La sua pagina Facebook tace. Nessuna dichiarazione, nessun segno di vita. Nessuna vita, sono quasi tentata di scrivere, ricordando con dolore le nostre ultime conversazioni, gli ultimi strazianti messaggi in cui lei mi parlava delle persecuzioni che continuava a subire, della girandola infernale di abusi, sequestri, vessazioni e quant'altro. Scorrendo con apprensione quei bollettini di guerra mi veniva in mente Marjane, la protagonista di Persepolis, splendido film d'animazione che racconta del periodo precedente la Rivoluzione Iraniana e della presa di potere dei fondamentalisti islamici. Qui Marjane viene descritta come una combattente. È una che non molla, che alessandrinamente spera, che riesce perfino a lasciare l'Iran e a rifugiarsi a Parigi. A questo punto mi chiedo se anche Jasmin ce l'abbia fatta, se anche lei abbia trovato la propria Parigi o se gli squadroni di Raisi non l'abbiano trovata prima, per l'ultima e definitiva volta.

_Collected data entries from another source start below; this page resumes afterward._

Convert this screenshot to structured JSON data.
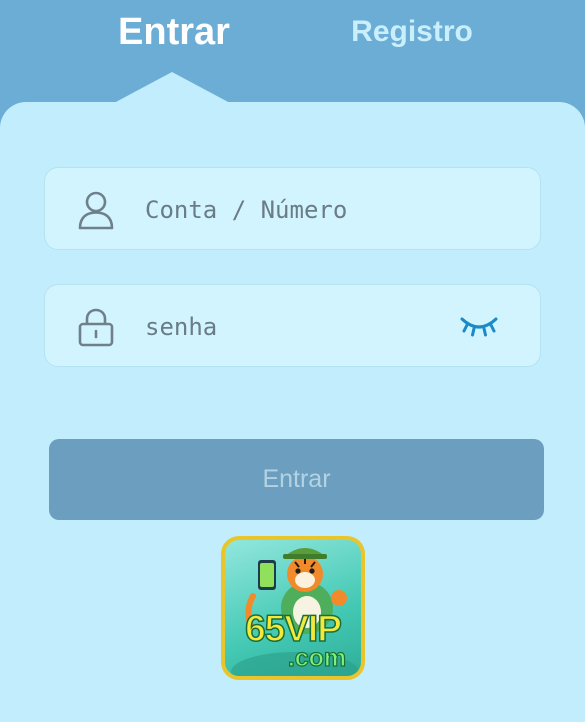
{
  "tabs": {
    "login_label": "Entrar",
    "register_label": "Registro"
  },
  "form": {
    "account_placeholder": "Conta / Número",
    "password_placeholder": "senha",
    "submit_label": "Entrar"
  },
  "logo": {
    "brand_text": "65VIP",
    "domain_text": ".com"
  },
  "colors": {
    "header_bg": "#6badd5",
    "panel_bg": "#c2edfc",
    "field_bg": "#d2f4fe",
    "button_bg": "#6c9fbf",
    "eye_icon": "#1a8ac8"
  },
  "icons": {
    "account_field": "user-icon",
    "password_field": "lock-icon",
    "password_toggle": "eye-closed-icon"
  }
}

Quel che è certo, qualora non dovessi mai ricevere risposta a questa domanda, è che saranno le poesie di Jasmin Ef a parlare.

Una in particolare, un verso di poche arroventate parole: «Nella stagione del silenzio, pianta i semi dell'urlo»: né più né meno che un capolavoro, una minaccia di bellezza in mezzo a chilometri e chilometri di orrore, uno dei più potenti inni alla libertà che abbia mai letto.